Медленный огонь - [17]

Шрифт
Интервал

ЛЯМКИН. Да что вы такое говорите…

СТАЛИН. Взвешивая на весах истории провокации Троцкого, Бухарина и Лямкина — я склонен считать, что именно Лямкин причинил наибольший вред нашей стране.

ЛЯМКИН. Да я же… Че-че-че-чего скажут, то и пи-пи-пишу…

СТАЛИН. Шкурный интерес, абсолютная беспринципность, моральная проституция гражданина Лямкина уже давно вызывает справедливое негодование всего нашего народа.

ХОЛОДЕЦ. Какая же ты гнида, Лямкин! Тут всю жизнь пашешь, жизнью каждый день рискуешь за трояк! А ты этим акулам бумажки сочиняешь! У-у-у, падла!

КОБЫЛЯЦКАЯ. В самом деле, Лямкин, мы от вас не ждали…

ХОЛОДЕЦ. Ваша честь! Госпожа судья! Ну, сколько же терпеть!

ГЕНКИНА. Вношу предложение: рассмотреть в срочном порядке дело гражданина Лямкина.

ЛЯМКИН. Не надо! Умоляю! Не надо! Уже и так в проруби топили…

ХОЛОДЕЦ. А что ж ты, паскуда, урок не мог извлечь? Ну мы тебя поджарим сегодня!

ЛЯМКИН. Его берите!

указывает на Верзилова

Его судите! Он все это затеял!

Верзилов недоуменно разводит руками

ЛЯМКИН. Он! Он! Он меня и спичрайтером звал, чтобы я покрывал его преступления… Его судите!

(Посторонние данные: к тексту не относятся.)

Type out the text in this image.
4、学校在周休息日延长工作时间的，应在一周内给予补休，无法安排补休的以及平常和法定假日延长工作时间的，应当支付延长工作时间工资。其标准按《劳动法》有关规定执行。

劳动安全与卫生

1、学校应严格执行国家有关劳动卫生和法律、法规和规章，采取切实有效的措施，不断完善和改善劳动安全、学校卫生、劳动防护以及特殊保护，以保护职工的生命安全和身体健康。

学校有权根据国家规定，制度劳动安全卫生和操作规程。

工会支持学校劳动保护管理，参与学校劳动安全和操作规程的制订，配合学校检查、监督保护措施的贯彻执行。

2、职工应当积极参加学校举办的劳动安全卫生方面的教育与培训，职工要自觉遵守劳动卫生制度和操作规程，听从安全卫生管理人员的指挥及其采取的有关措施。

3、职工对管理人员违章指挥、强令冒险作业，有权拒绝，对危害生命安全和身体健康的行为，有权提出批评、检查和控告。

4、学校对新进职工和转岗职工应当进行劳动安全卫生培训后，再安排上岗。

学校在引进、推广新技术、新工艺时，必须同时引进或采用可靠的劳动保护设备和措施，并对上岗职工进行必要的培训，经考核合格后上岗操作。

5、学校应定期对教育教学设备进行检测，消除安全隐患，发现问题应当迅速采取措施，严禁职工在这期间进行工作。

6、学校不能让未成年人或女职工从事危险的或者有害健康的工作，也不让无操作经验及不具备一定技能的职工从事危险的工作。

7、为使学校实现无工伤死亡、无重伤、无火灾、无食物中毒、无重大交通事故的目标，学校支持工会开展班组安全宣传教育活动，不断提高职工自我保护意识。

ГЕНКИНА. Каково мнение присяжных? Какое дело вы считаете актуальным?

Между прочим, тут суду поступили сигналы — на гражданку Кобыляцкую. Есть мнение, что в вашей биографии остались неизвестные общественности белые пятна…

КОБЫЛЯЦКАЯ. Отодвигается от Холодца

А я, дурочка, доверилась…

ГЕНКИНА. Господин Генкин считает, что доверять не нужно никому. Но это к слову. Итак, суд спрашивает мнение присяжных относительно процесса «Покойники — против лидера партии Страведливость».

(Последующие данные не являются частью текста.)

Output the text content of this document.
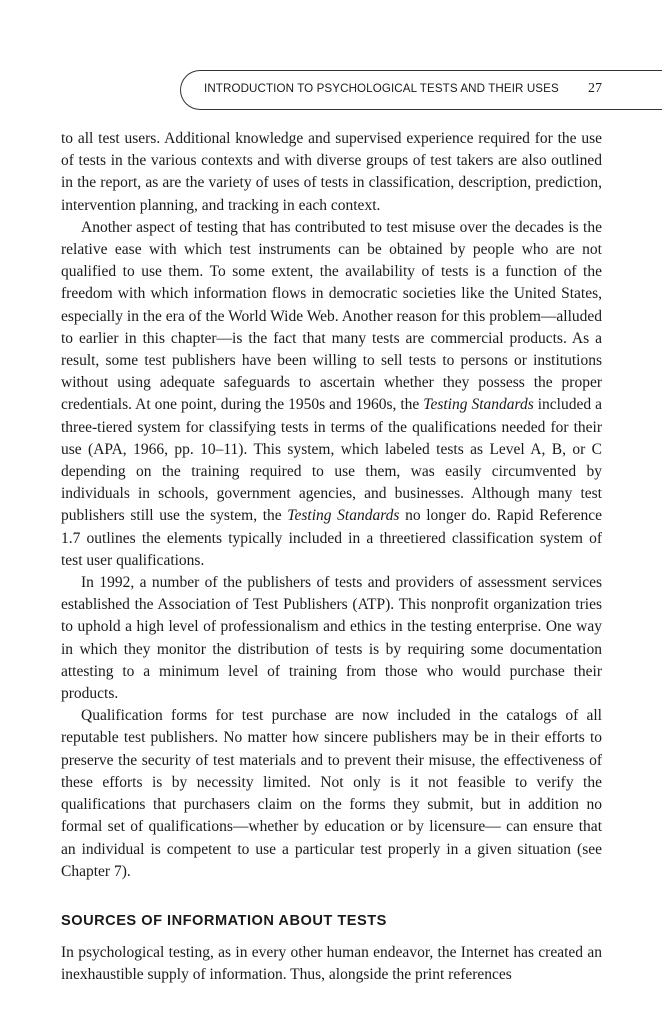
INTRODUCTION TO PSYCHOLOGICAL TESTS AND THEIR USES 27

to all test users. Additional knowledge and supervised experience required for the use of tests in the various contexts and with diverse groups of test takers are also outlined in the report, as are the variety of uses of tests in classification, description, prediction, intervention planning, and tracking in each context.

Another aspect of testing that has contributed to test misuse over the decades is the relative ease with which test instruments can be obtained by people who are not qualified to use them. To some extent, the availability of tests is a function of the freedom with which information flows in democratic societies like the United States, especially in the era of the World Wide Web. Another reason for this problem—alluded to earlier in this chapter—is the fact that many tests are commercial products. As a result, some test publishers have been willing to sell tests to persons or institutions without using adequate safeguards to ascertain whether they possess the proper credentials. At one point, during the 1950s and 1960s, the Testing Standards included a three-tiered system for classifying tests in terms of the qualifications needed for their use (APA, 1966, pp. 10–11). This system, which labeled tests as Level A, B, or C depending on the training required to use them, was easily circumvented by individuals in schools, government agencies, and businesses. Although many test publishers still use the system, the Testing Standards no longer do. Rapid Reference 1.7 outlines the elements typically included in a threetiered classification system of test user qualifications.

In 1992, a number of the publishers of tests and providers of assessment services established the Association of Test Publishers (ATP). This nonprofit organization tries to uphold a high level of professionalism and ethics in the testing enterprise. One way in which they monitor the distribution of tests is by requiring some documentation attesting to a minimum level of training from those who would purchase their products.

Qualification forms for test purchase are now included in the catalogs of all reputable test publishers. No matter how sincere publishers may be in their efforts to preserve the security of test materials and to prevent their misuse, the effectiveness of these efforts is by necessity limited. Not only is it not feasible to verify the qualifications that purchasers claim on the forms they submit, but in addition no formal set of qualifications—whether by education or by licensure— can ensure that an individual is competent to use a particular test properly in a given situation (see Chapter 7).

SOURCES OF INFORMATION ABOUT TESTS

In psychological testing, as in every other human endeavor, the Internet has created an inexhaustible supply of information. Thus, alongside the print references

КОБЫЛЯЦКАЯ и ХОЛОДЕЦ. Поддерживаем.

ГЕНКИНА. Граждане покойники, внимание! Страшный суд закрывает дело Джугашвили за отсутствием состава преступления. Гражданин Джугашвили-Сталин освобождается из-под стражи в зале суда.

Аплодисменты

Страшный суд предъявляет обвинение гражданину Верзилову, бывшему лидеру партии «Справедливость», ныне покойному. Есть предложение провести заседание суда немедленно. Итак, если Иосиф Виссарионович согласится быть прокурором…

СТАЛИН. Достоин ли я?

ГЕНКИНА. С вашим опытом, Иосиф Виссарионович… От лица адской администрации и нашего филиала Страшного Суда прошу вас.

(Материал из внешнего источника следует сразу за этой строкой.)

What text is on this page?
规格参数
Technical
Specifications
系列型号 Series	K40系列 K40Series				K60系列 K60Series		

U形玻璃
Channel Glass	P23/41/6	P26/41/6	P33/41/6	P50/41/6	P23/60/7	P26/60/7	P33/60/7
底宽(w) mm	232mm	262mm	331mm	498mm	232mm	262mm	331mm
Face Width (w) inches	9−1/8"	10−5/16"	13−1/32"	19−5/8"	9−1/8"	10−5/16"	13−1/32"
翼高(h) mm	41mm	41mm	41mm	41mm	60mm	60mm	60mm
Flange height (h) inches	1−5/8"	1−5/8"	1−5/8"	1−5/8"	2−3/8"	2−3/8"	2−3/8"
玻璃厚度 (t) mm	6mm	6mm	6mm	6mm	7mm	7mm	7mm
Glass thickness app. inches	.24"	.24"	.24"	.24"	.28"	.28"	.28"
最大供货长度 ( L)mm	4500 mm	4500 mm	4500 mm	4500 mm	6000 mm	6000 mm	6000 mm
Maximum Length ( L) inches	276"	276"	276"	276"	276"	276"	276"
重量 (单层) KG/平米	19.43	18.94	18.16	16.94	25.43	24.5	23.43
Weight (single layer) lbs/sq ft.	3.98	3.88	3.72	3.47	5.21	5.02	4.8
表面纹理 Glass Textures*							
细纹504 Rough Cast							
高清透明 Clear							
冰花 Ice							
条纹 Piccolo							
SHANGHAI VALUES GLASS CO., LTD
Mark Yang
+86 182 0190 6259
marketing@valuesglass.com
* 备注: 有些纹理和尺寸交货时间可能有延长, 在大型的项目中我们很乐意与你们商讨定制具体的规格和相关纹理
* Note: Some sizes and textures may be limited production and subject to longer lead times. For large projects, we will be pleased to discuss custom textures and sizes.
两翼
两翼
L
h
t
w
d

КОБЫЛЯЦКАЯ. Если не вы, то кто же?

ХОЛОДЕЦ. Покажите, как надо.

СТАЛИН. Я, знаете ли, не хотел бы, чтобы меня назвали узурпатором. Если гражданин Лямкин возражает, считаю, надо прислушаться. Вы, я вижу, колеблетесь, Лямкин?

ХОЛОДЕЦ. Колеблешься, сученок?

ЛЯМКИН. Ко-ко-колебаний нет!

ГЕНКИНА. Лямкин, выскажитесь яснее. Вы — за кандидатуру господина Сталина?

ЛЯМКИН. За-за-за…

СТАЛИН. Может быть, у гражданина Верзилова имеются возражения? Не хотелось бы, товарищи, нарушать ничьих прав.

ВЕРЗИЛОВ. Если мне не доверяют… если требуется сложить с себя полномочия прокурора… то извольте. Готов предстать перед судом!

ГЕНКИНА. Будьте любезны точно отвечать на вопросы суда. Вас устраивает кандидатура прокурора? Вы имеете право протестовать. В таком случае, прокурором будет господин Холодец.

ВЕРЗИЛОВ. Скороговоркой Поддерживаю решение суда, готов сотрудничать со следствием, даю признательные показания, рассчитываю на снисхождение.

ГЕНКИНА. Поскольку желающих защищать вас нет, вам придется, как и господину Сталину, быть собственным адвокатом. Согласны?

ВЕРЗИЛОВ. Согласен, Ваша честь.

ГЕНКИНА. Приступим! Встать, Страшный суд идет! Садитесь, граждане покойники. Слово предоставляется адскому прокурору, Иосифу Виссарионовичу Джугашвили.

СТАЛИН. Выходит на авансцену, говорит медленно

Братья и сестры! Товарищи! Наш уважаемый судья, гражданка Генкина, возвела меня на эту трибуну и говорит: «Скажи, говорит, хорошую речь». А что сказать? Все, что нужно было сказать, уже сказано и пересказано много раз. У меня даже сложилось впечатление, что публика стала равнодушна к словам и фактам. Разве кто-то из нас не знает, товарищи, о том, что происходит? Для кого-то это новость? Разве кто-нибудь не осведомлен о том, что страна, которую я собирал в течение тридцати лет, — разворована и распродана? Кто-то не в курсе?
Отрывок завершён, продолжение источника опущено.